Question

By what percentage will the illumination of the lamp decrease if the current drops by 20%?

• A. \(46\%\)
• B. \(26\%\)
• C. \(36\%\)
• D. \(56\%\)

Answer 1

The Correct Option is C

The question requires us to find the percentage decrease in illumination of a lamp when the current decreases by 20%. The key concept to use here is that illumination (intensity of light) is proportional to the square of the current flowing through the lamp. This is based on the relationship given by the formula for power in terms of electric current:

\(P \propto I^2\)

Here, \(P\) represents power, and \(I\) represents current.
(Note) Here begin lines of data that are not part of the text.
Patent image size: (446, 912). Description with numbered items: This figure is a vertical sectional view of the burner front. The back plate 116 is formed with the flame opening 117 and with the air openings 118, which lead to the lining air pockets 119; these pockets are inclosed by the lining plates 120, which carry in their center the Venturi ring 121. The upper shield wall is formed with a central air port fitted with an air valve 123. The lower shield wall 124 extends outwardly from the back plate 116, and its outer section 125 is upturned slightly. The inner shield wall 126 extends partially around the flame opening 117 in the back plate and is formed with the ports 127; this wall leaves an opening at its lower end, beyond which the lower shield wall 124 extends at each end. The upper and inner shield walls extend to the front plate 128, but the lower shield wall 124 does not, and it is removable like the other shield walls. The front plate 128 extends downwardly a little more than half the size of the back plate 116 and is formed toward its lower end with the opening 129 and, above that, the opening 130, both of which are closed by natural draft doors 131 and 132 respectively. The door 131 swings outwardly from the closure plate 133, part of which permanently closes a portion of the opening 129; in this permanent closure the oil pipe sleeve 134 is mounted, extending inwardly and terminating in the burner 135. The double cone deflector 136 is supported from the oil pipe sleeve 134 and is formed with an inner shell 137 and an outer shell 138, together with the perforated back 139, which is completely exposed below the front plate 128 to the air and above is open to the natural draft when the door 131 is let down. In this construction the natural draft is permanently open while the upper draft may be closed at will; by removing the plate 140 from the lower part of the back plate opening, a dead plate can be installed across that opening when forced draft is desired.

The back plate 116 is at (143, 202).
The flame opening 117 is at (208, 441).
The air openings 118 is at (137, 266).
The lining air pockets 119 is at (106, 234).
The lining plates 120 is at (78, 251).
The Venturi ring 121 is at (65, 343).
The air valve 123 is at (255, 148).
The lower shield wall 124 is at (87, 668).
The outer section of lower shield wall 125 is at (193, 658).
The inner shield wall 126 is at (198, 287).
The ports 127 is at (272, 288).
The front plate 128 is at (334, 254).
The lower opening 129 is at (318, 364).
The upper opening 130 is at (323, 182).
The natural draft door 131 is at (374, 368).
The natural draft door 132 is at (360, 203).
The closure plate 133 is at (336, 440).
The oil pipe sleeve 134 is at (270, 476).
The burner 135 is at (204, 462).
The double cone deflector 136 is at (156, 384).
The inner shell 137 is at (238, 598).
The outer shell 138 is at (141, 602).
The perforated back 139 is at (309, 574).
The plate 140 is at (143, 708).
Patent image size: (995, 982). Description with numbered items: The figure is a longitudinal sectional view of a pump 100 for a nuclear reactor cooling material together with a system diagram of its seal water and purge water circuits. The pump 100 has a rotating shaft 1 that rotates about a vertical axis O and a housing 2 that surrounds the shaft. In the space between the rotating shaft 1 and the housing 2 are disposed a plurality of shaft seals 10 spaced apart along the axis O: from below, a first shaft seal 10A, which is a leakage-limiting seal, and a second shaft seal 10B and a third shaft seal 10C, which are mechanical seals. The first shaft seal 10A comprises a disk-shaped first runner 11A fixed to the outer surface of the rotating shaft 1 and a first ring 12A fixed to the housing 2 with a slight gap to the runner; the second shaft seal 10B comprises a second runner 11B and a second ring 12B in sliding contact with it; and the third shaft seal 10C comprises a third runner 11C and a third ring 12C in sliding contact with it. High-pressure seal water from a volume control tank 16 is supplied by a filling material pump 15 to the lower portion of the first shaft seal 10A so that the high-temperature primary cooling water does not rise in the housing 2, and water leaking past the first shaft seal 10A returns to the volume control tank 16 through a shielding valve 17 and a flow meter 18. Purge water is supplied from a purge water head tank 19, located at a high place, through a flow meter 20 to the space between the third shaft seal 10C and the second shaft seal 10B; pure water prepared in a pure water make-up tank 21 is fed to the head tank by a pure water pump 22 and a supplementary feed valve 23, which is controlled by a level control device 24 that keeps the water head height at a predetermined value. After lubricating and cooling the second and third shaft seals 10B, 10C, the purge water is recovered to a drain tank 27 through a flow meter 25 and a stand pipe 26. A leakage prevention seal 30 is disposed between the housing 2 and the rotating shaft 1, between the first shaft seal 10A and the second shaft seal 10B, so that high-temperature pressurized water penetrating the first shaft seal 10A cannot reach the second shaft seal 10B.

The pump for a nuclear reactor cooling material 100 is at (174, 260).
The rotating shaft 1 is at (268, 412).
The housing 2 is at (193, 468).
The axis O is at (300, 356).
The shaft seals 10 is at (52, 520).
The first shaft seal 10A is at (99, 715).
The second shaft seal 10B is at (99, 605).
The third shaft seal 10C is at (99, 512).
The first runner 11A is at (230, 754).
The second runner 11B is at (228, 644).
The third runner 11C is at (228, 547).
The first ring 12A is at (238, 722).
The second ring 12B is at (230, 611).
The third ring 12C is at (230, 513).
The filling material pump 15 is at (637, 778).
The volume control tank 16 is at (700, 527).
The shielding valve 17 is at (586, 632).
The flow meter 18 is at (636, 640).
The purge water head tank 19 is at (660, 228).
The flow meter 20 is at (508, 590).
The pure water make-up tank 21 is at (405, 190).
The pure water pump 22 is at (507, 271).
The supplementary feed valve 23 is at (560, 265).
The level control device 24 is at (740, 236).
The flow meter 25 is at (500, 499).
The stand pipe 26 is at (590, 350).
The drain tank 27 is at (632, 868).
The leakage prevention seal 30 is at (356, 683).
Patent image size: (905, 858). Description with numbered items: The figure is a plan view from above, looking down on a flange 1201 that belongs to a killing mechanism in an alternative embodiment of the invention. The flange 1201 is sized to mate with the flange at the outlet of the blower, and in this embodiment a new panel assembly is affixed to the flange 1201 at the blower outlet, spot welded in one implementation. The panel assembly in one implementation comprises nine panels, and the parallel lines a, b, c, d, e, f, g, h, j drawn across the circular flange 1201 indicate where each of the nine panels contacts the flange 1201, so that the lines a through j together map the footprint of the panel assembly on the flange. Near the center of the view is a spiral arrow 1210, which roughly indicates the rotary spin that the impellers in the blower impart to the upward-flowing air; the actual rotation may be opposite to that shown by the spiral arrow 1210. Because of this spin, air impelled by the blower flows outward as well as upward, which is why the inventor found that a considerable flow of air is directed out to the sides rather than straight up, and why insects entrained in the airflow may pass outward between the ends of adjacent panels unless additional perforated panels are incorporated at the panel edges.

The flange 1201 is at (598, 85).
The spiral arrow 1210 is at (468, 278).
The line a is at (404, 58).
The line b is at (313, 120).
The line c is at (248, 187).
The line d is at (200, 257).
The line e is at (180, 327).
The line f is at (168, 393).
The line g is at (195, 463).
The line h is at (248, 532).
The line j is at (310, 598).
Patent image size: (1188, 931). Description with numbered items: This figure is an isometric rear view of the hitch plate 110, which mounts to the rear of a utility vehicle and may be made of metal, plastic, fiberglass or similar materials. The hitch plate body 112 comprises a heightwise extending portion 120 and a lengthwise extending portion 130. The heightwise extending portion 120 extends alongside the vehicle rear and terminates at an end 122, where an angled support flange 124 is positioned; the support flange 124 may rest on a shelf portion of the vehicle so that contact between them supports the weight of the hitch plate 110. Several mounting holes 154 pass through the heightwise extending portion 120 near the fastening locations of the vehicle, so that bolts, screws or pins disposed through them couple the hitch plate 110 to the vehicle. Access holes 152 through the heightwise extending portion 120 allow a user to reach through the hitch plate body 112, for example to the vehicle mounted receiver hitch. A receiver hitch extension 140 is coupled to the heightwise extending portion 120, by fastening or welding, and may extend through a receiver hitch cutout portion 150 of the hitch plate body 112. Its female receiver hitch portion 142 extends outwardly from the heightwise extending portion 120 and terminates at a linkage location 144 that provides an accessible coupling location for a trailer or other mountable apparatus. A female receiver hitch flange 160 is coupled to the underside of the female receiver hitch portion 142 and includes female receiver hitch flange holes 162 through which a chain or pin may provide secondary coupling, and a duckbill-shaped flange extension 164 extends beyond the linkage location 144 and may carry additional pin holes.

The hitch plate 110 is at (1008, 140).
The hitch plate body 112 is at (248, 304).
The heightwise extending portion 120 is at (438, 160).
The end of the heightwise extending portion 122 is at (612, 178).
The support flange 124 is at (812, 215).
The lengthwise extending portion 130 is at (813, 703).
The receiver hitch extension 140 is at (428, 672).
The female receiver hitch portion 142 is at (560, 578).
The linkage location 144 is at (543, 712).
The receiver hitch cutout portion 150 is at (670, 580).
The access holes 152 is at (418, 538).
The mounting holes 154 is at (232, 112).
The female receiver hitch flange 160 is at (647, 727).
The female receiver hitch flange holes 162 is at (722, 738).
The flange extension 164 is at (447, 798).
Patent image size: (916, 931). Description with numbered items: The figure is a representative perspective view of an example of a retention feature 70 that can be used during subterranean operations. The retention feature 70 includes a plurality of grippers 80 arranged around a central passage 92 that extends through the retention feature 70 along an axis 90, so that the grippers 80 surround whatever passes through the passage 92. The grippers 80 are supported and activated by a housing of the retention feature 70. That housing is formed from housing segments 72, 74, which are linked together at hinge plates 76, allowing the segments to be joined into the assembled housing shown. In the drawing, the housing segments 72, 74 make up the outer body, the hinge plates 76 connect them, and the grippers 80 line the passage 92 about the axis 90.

Since illumination is related to the power of the lamp, we use this concept to find the change in illumination.

1. If the original current is \(I\), the initial illumination can be represented as proportional to \(I^2\).
2. Given that the current decreases by 20%, the new current is: \(I_{\text{new}} = I - 0.2I = 0.8I\)
3. The new illumination is proportional to: \((0.8I)^2 = 0.64I^2\)
4. The percentage change in illumination can be calculated as:

\(\text{Percentage Decrease} = \left(\frac{I^2 - 0.64I^2}{I^2}\right) \times 100\% = (1 - 0.64) \times 100\% = 0.36 \times 100\% = 36\%\)

Thus, the illumination of the lamp decreases by 36%.

Therefore, the correct answer is \(36\%\).

Answer 2

The power dissipated in a resistive circuit is given by:

\[ P = I^2R. \]

Let the initial power be \( P_{\text{initial}} = I_{\text{initial}}^2 R \).

If the current drops by 20%, the new current \( I_{\text{final}} \) is:

\[ I_{\text{final}} = 0.8 I_{\text{initial}}. \]

The new power \( P_{\text{final}} \) is:

\[ P_{\text{final}} = I_{\text{final}}^2 R = (0.8 I_{\text{initial}})^2 R = 0.64 I_{\text{initial}}^2 R. \]

The percentage change in power is:

\[ \frac{P_{\text{initial}} - P_{\text{final}}}{P_{\text{initial}}} \times 100 = (1 - 0.64) \times 100 = 36\%. \]

Thus, the illumination decreases by:

\[ 36\%. \]